There’s an academic pathologist at Kansas City University of Medicine and Biosciences, Ed Friedlander, MD, who blogs about some alternative medicine topics at pathguy.com. He’s a bit inflammatory, but it comes from a real feeling of indignation that people have been manipulated and misled. I agree with what he says here about the liver cleanse:
“interesting things will appear in the toilet bowl soon after. But I’m afraid that they’re not your gallstones. Here’s why:
- Real gallstones are faceted polyhedra, like the ones in the picture on the links below, or else shaped like mulberries. What you’ll get from the recipe are spheres. One of my correspondents describes a friend who saved the spheres and displayed them to his friends.
- Real gallstones hurt bad when they pass through the cystic and common bile ducts.
- Real gallstones sink in water. (As an autopsy pathologist, I’m very familiar with this.) The “gallstones” you’ll produce from this recipe will float, as the “alternative thinkers” themselves point out. (They claim that real gallstones float, too. Liars.)”
And he goes on to say:
“Hulda Regehr Clark, the author of “The Cure for all Cancers” and “The Cure For HIV/AIDS” promotes this. Since she claims to have both a doctorate in naturopathy and a Ph.D. in something (the latter implying having done substantial original lab research), one would think she would have made an experiment with a real gallstone and discovered that it sinks. There’s a nice photo, which she stole from my friend, pathologist Ed Klatt MD. She calls them “such small stones” though they’re obviously 7-10 mm across. She thinks the stones she displayed formed in the liver and “rolled” into the gallbladder, which is silly. You see many more stones in the gallbladder because that’s where bile is concentrated and stored; if they all “rolled” there from the liver, we’d see much more biliary colic. She says gallstones “can be of any color”, which is a hoot. She also claims that the major cause of gallstones is wearing shoes.

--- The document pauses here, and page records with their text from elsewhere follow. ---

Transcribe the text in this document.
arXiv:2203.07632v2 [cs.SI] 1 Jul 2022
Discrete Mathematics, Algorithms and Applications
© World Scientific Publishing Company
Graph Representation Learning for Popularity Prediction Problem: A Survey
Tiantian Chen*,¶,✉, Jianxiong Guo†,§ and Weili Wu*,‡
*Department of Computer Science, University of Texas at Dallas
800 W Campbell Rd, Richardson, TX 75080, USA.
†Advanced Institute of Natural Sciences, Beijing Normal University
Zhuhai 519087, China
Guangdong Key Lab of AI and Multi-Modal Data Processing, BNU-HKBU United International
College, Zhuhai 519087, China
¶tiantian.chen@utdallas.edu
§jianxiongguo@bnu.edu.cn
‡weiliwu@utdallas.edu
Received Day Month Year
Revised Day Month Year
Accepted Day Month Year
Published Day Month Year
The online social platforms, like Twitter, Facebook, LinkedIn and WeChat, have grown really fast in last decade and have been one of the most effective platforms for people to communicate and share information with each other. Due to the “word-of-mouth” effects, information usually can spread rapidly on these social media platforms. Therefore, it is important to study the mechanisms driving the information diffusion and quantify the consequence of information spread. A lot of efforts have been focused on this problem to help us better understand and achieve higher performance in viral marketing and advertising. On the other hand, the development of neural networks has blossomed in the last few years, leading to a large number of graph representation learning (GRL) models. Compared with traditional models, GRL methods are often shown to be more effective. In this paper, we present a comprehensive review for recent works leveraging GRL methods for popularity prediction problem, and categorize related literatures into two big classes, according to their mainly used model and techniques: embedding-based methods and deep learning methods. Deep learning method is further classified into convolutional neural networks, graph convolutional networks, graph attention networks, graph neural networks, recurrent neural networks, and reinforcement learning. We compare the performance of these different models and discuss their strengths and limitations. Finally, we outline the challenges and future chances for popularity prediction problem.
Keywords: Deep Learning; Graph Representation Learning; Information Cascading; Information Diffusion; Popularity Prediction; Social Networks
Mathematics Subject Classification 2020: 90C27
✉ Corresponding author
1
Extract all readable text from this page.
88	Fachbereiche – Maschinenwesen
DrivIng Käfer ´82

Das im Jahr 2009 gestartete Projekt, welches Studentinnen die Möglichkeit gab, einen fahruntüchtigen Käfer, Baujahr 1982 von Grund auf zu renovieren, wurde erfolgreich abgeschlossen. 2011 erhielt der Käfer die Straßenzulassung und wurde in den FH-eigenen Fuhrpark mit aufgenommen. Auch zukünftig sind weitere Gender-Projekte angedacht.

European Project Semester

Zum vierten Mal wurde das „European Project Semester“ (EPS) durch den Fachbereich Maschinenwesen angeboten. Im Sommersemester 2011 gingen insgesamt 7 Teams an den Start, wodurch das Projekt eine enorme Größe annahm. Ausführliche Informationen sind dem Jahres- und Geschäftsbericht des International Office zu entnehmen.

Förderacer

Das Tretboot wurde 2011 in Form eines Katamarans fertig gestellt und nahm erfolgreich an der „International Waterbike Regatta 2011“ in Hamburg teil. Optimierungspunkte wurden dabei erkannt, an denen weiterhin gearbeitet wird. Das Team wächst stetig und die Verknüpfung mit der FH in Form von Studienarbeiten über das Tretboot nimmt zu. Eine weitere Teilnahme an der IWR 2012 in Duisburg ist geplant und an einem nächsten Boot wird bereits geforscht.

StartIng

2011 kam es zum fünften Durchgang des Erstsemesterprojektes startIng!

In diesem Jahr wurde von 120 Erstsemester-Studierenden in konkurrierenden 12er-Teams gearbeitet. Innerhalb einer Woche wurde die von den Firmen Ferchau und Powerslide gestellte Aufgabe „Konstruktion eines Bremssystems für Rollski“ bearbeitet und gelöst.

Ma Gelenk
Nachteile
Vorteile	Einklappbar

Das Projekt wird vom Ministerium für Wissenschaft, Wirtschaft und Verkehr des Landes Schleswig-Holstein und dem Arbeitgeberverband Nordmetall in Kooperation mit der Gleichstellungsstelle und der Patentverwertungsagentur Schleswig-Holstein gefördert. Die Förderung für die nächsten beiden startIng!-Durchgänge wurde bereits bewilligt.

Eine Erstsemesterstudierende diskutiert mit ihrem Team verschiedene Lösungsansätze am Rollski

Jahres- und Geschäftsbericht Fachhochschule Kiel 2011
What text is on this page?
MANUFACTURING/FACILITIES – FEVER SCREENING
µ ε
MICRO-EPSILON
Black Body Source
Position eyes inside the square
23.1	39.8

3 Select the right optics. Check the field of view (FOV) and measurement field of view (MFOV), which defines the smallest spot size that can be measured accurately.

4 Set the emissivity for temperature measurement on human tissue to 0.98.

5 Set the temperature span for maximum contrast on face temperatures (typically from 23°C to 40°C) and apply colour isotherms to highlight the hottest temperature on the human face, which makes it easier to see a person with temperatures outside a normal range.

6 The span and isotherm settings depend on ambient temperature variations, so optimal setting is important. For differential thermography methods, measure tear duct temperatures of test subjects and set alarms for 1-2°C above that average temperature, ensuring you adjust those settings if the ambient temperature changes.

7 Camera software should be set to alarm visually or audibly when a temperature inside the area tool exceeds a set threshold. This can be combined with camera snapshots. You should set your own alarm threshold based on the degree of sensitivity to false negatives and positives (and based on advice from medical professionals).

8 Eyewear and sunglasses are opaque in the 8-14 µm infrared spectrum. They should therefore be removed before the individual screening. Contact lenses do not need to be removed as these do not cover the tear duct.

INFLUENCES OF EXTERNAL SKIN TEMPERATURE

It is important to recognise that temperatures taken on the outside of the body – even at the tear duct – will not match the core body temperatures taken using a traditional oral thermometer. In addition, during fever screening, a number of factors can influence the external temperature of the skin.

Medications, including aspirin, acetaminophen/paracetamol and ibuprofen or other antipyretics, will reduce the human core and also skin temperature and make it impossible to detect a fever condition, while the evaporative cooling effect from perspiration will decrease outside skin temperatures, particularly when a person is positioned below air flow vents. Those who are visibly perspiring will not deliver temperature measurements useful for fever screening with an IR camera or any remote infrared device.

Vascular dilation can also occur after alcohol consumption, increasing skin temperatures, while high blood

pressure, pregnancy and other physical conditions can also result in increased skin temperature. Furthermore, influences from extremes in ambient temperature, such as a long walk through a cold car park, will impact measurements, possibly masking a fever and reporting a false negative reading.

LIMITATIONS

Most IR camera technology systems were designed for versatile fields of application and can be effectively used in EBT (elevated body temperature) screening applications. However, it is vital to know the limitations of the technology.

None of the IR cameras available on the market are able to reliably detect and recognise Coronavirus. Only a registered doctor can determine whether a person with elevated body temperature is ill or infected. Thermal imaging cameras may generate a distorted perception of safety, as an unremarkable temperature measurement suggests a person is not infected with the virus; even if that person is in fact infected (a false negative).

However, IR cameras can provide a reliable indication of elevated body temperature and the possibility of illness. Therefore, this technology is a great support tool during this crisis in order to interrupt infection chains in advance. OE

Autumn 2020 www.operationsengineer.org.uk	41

“My notes on the gallstone flush have generated considerable “controversy”. I look forward to a real surgeon taking these people on a visit to the surgical ward to see whether it’s really true that 99% of people who pass a gallstone have no pain, or whether most gallstones sink or float in water. (The impurities make them heavy. They sink. If you have any doubts about who is massively ignorant, go ask any general surgeon or pathologist.) There are also photos, some of which appear to be real smooth faceted gallstones, and others showing shaggy surfaces that are obviously not gallstones. Instead of continuing to sling mud at me, these people should take somebody with ultrasonographically-proven gallstones, administer the “flush”, and repeat the ultrasonogram. If there are now no gallstones, publish the finding in a non-refereed junk journal. The fact that nobody’s done this invites the obvious conclusion. If you are presented with the physical results of a “gallstone flush”, cut it in half. Real gallstones have concentric layers of colors often varying from pale yellow through black, sometimes with a center of radiating crystals.”
“Follow-up: August 2007. My cyberfriend Marlene Curyer, who tells me she’s not at all hostile to alternative health claims, decided to try the gallstone flush, complete with Chinese herbs. She also decided to take my challenge and get an ultrasound before and after a gallstone flush. “To say I was disappointed is vastly understating the case. There appeared to be more stones (my surgeon concurred). On top of that, I immediately felt worse… I have had pain and nausea on a daily basis since the last flush. Previously, these episodes had been uncomfortable but infrequent.” Of course, to date no one has written me about a gallstone flush shown to have worked by real imaging. The mud-slinging on the message boards has also stopped.”